Project management is a critical process for the success of the project. Big data, ML, and Business Intelligence projects have different priorities and challenges.

Even simple machine learning projects can be complex and managing these projects in a real business is much harder than most people realize; that’s why VentureBeat claims 87% of machine learning products never make it into production, and Harvard Business Review says that “The first wave of corporate AI is bound to fail.”

FOCUS ON PRODUCT NOT ON AI

AI is hype and when you use “AI-powered xxxx” people are more interested in your project. The popularity of AI causes to people develops unnecessary products.

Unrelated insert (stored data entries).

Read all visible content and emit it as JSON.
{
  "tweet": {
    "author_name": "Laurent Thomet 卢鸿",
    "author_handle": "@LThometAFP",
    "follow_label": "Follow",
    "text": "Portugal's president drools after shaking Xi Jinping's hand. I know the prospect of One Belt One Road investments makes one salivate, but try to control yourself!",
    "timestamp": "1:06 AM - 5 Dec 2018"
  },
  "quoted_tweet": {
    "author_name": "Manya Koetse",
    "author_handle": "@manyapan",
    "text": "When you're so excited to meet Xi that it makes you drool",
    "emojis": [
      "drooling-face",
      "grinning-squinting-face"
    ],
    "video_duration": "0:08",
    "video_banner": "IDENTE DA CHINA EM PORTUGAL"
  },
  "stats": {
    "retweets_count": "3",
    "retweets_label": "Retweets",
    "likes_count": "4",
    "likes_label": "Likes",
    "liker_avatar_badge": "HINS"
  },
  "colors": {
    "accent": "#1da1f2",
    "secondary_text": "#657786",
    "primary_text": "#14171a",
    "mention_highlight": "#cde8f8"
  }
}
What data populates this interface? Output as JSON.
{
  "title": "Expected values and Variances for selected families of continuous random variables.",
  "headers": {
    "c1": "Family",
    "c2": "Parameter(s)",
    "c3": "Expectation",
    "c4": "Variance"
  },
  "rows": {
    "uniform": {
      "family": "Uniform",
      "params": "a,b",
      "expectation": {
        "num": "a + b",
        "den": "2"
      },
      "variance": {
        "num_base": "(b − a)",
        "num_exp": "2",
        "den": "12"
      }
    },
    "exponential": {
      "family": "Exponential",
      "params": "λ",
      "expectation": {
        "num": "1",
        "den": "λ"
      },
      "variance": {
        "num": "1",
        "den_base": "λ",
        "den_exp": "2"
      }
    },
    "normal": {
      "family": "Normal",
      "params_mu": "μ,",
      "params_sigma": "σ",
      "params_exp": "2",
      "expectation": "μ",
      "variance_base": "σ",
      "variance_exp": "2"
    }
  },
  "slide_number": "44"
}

Product is more important than AI. Understand your customers’ needs and develop the easiest solution for them.

Deterministic to the probabilistic approach

AI systems differ from traditional software in many ways, but the biggest difference is that machine learning shifts engineering from a deterministic process to a probabilistic one.

With AI, you often don’t know what’s going to happen until you try it. It isn’t uncommon to spend weeks or even months before you find something that works and improves model accuracy from 70% to 74%.

The main difference between classical programming and ML is inputs and outputs. So, you should think about which approach is more applicable to your problem.

Is it possible to build an MVP without ML?

Don’t be afraid to launch a product without machine learning.

Machine learning needs data and the result will be probabilistic. So, in the MVP stage, starting with small size data and low accuracy can create unsatisfied users.

My advice starts with rule-based solutions and step by step develop ML in the background. When you feel that ML results are better than traditional rule-based systems you can transform the solution into ML. On the other hand, to reach more data you need a working and attractive MVP. So, try to use more mature technologies to take results.

If your project is in a group described below, do not start with ML.

My advice

I have worked on several companies’ ML projects. My suggestions:

1- Do experiment: You use different ML models to solve a problem. Hence you should make experiments. Unfortunately, sometimes you can’t reach an acceptable result. So, in AI-powered projects, you should make a detailed risk mitigation plan, especially for data and ML problems.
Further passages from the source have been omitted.